In Kallis v. Beers, 375 N.W.2d 642 (S.D.1985) we disallowed witness and mileage fees for an individual who was a party to the action.[3] Other courts have also held that a successful party is not entitled to per diem and mileage expenses for appearing as a witness in his own case. Swallows v. Laney, 102 N.M. 81, 86, 691 P.2d 874, 879 (1984); City of Charlotte v. McNeely, 281 N.C. 684, 190 S.E.2d 179, 186 (1972); A.J. Tenwood Associates v. Orange Senior Citizens Housing Co., 200 N.J.Super. 515, 491 A.2d 1280, 1288 (App.Div.1985), cert. denied 101 N.J. 325, 501 A.2d 976 (1985); Owens v. Town of Huntington, 125 Misc.2d 574, 479 N.Y.S.2d 642, 645-46 (N.Y.Co.Ct.1984). As one New York court observed:

The legislature never intended, I think, in allowing parties to be witnesses for themselves, to put them on a par with other witnesses in respect to witness fees, when they attend the trial to give evidence in their own favor. This would open a door to much abuse, which I should be unwilling to sanction till the legislature so commands.

Hinton v. Scharoun Industries, Inc., 41 N.Y.S.2d 595, 596 (N.Y.Sup.Ct.1943).

As noted above, Homer Martin was a beneficiary under the will. Because the quiet title action would decide whether Martin's estate retained the land in issue, he had a strong personal interest in the outcome of the litigation. Indeed, during the trial, his attorney was seated at the counsel table with Bank's counsel. For purposes of awarding witness and mileage fees, Martin was akin to a party in the action. Consequently, we hold the trial court abused its discretion in awarding mileage and witness fees associated with his attendance at trial. We remand for an adjustment of taxable costs.

Affirmed in part, reversed in part, and remanded.

SABERS, AMUNDSON, KONENKAMP and GILBERTSON, JJ., concur.

NOTES

[1] The trial court awarded Christensens a water tank they had installed on the property, so long as it could be removed without damaging the water line.

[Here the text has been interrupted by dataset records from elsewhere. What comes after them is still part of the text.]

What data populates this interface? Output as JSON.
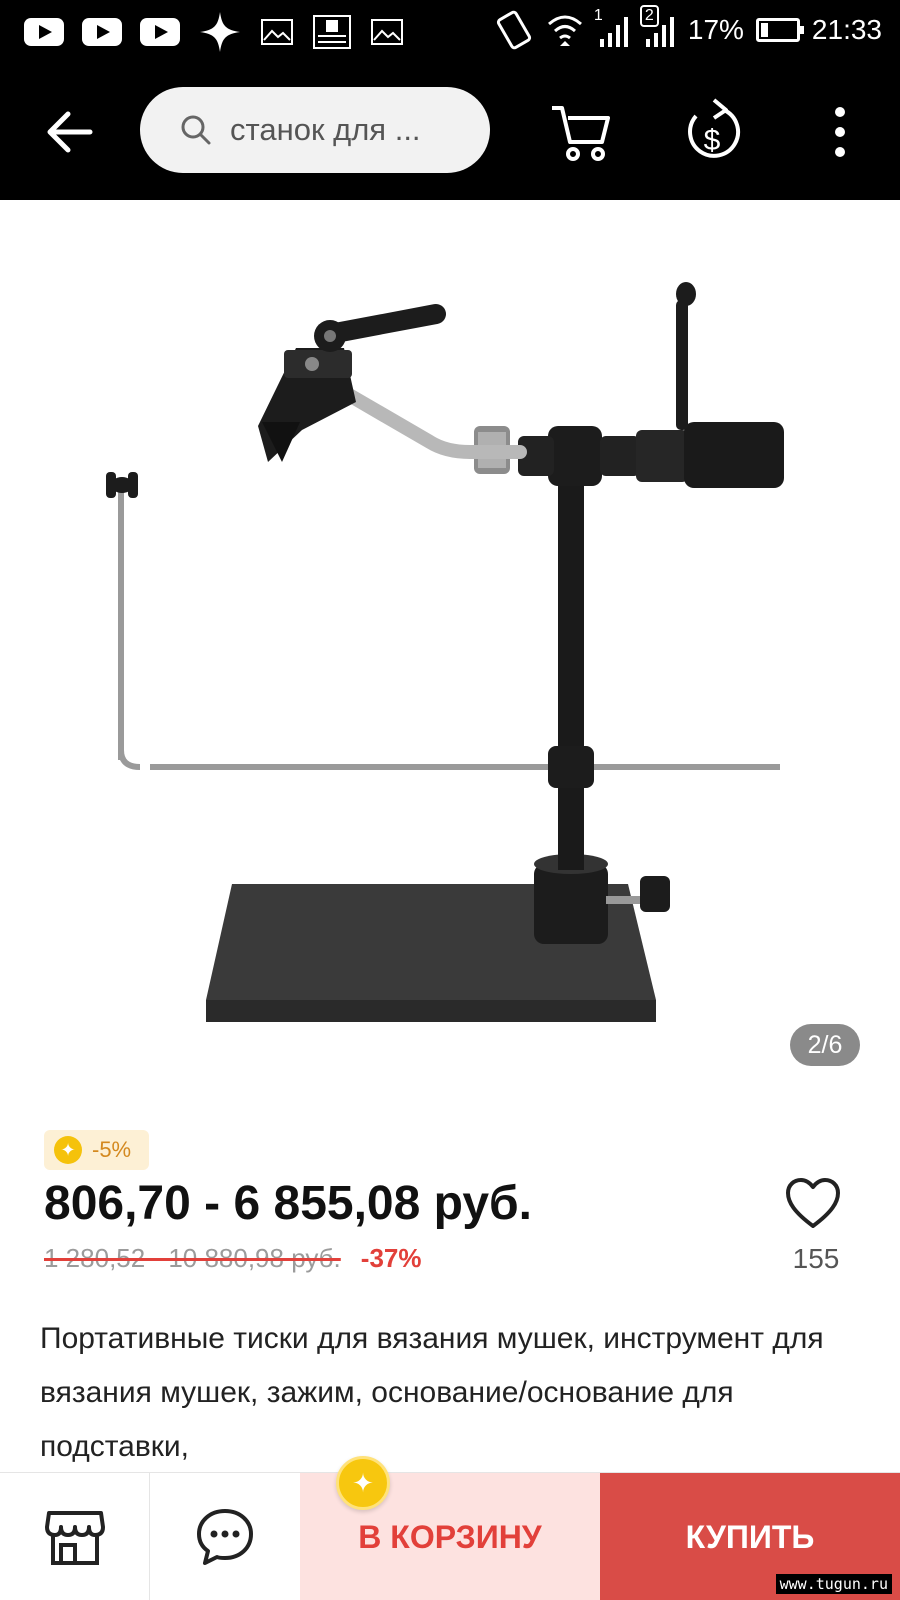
{
  "status_bar": {
    "signal_1": "1",
    "signal_2": "2",
    "battery": "17%",
    "time": "21:33"
  },
  "header": {
    "search_text": "станок для ...",
    "icons": [
      "back-arrow-icon",
      "search-icon",
      "cart-icon",
      "currency-icon",
      "more-icon"
    ]
  },
  "gallery": {
    "counter": "2/6"
  },
  "product": {
    "coin_badge": "-5%",
    "price": "806,70 - 6 855,08 руб.",
    "old_price": "1 280,52 - 10 880,98 руб.",
    "discount": "-37%",
    "favorites": "155",
    "description": "Портативные тиски для вязания мушек, инструмент для вязания мушек, зажим, основание/основание для подставки,"
  },
  "bottom_bar": {
    "add_to_cart": "В КОРЗИНУ",
    "buy": "КУПИТЬ"
  },
  "watermark": "www.tugun.ru",
  "colors": {
    "accent_red": "#e2403a",
    "buy_bg": "#d94c47",
    "cart_bg": "#fde2e0",
    "coin": "#f5c20b"
  }
}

[2] Courts generally impose two additional limitations on divisibility if part of the agreement offends public policy: (1) the agreement must not be an integrated scheme to contravene public policy and (2) the party seeking enforcement must not have engaged in serious misconduct. Farnsworth, supra, § 5.8 at 383. Because we dispose of this case based on the absence of separable consideration, we do not address these additional requirements.

[3] Kallis was decided under SDCL 15-17-4, the predecessor to our current taxable costs statute, SDCL 15-17-37. Both statutes simply allow a party to recover fees for witnesses. SDCL 15-7-4 (repealed 1992 S.D.Sess.L. ch. 148, § 26); SDCL 15-17-37. The new statute does not require a different rule than we fashioned in Kallis.